MR. GIBBS: Without having a lot of knowledge of that section, let me have one of our guys take a look at it.
Q All right, well, there’s — let me also ask just, how familiar are you with the language that some of the people are debating about — or bringing up about the stuff that Zeke Emanuel has written?
MR. GIBBS: I’m sorry, say again?
Q Zeke Emanuel has written some articles that people are using to say that the government will ration care.
MR. GIBBS: I think we’ve dealt with that as another one of the continuing misconceptions.
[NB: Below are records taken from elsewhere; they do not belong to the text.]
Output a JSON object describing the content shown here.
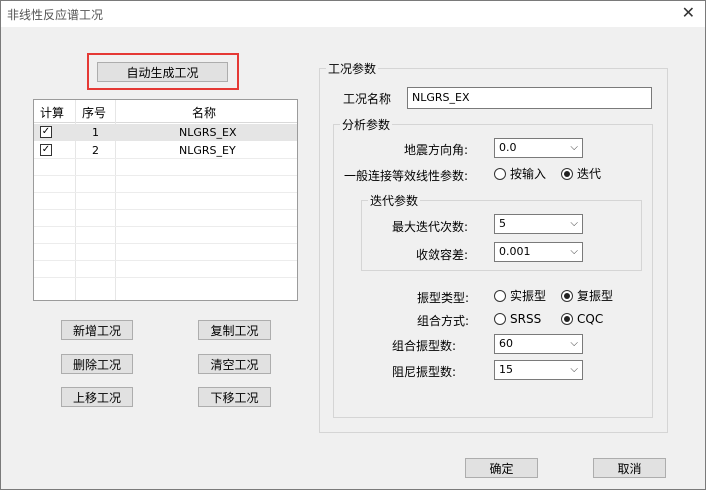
{
  "window": {
    "title": "非线性反应谱工况",
    "close_glyph": "✕"
  },
  "auto_button": "自动生成工况",
  "list": {
    "headers": [
      "计算",
      "序号",
      "名称"
    ],
    "rows": [
      {
        "checked": "✓",
        "index": "1",
        "name": "NLGRS_EX"
      },
      {
        "checked": "✓",
        "index": "2",
        "name": "NLGRS_EY"
      }
    ]
  },
  "buttons": {
    "add": "新增工况",
    "copy": "复制工况",
    "delete": "删除工况",
    "clear": "清空工况",
    "move_up": "上移工况",
    "move_down": "下移工况",
    "ok": "确定",
    "cancel": "取消"
  },
  "params": {
    "group_title": "工况参数",
    "case_name_label": "工况名称",
    "case_name_value": "NLGRS_EX",
    "analysis_title": "分析参数",
    "quake_dir_label": "地震方向角:",
    "quake_dir_value": "0.0",
    "link_label": "一般连接等效线性参数:",
    "link_opt1": "按输入",
    "link_opt2": "迭代",
    "iter_title": "迭代参数",
    "max_iter_label": "最大迭代次数:",
    "max_iter_value": "5",
    "tol_label": "收敛容差:",
    "tol_value": "0.001",
    "mode_type_label": "振型类型:",
    "mode_opt1": "实振型",
    "mode_opt2": "复振型",
    "combo_label": "组合方式:",
    "combo_opt1": "SRSS",
    "combo_opt2": "CQC",
    "combo_modes_label": "组合振型数:",
    "combo_modes_value": "60",
    "damp_modes_label": "阻尼振型数:",
    "damp_modes_value": "15"
  },
  "icons": {
    "chevron": "⌵"
  }
}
Q Right, but in the context of talking about universal health care, he does talk about a scenario in which somebody with dementia would not get care.
MR. GIBBS: Yes, again, that’s not what the President believes and that’s not what the President’s policy would be.
Q I know that it’s — I know that the article is theoretical, but it’s in the context of universal care and I think —
MR. GIBBS: Again, this is — the President is — I won’t use the word — but the President is the one that sets policy. I think he was pretty clear in New Hampshire that something like that is not involved in health care reform and isn’t his policy.
Q Just — I’m sorry to belabor this, but — (laughter) — we’re dealing with finite or limited or dwindling resources when it comes to health care and there are decisions that have to be made about who gets care and who doesn’t. Does the President believe that individuals and their health care providers should make those decisions or the government?
MR. GIBBS: As he said in New Hampshire, not to belabor my answer again, he was very clear in New Hampshire that those are decisions that are made by the individual patients and their health care provider. What we want to do, and I think what the President was pretty clear about, is let’s also not have those decisions made by health care bureaucrats and insurance company bureaucrats that have, as the President said, decided for 12.5 million people that they’re — they can’t get an insurance policy based on what some one of them determines a preexisting condition. Let’s not have a health insurance company decide that they get to change the rules on their premiums if somebody gets too sick.
Let’s — the President is a strong believer that those decisions should be made by the individual and their health care provider. They shouldn’t be made by the government — by a government bureaucrat, just as they shouldn’t be made by an insurance company bureaucrat.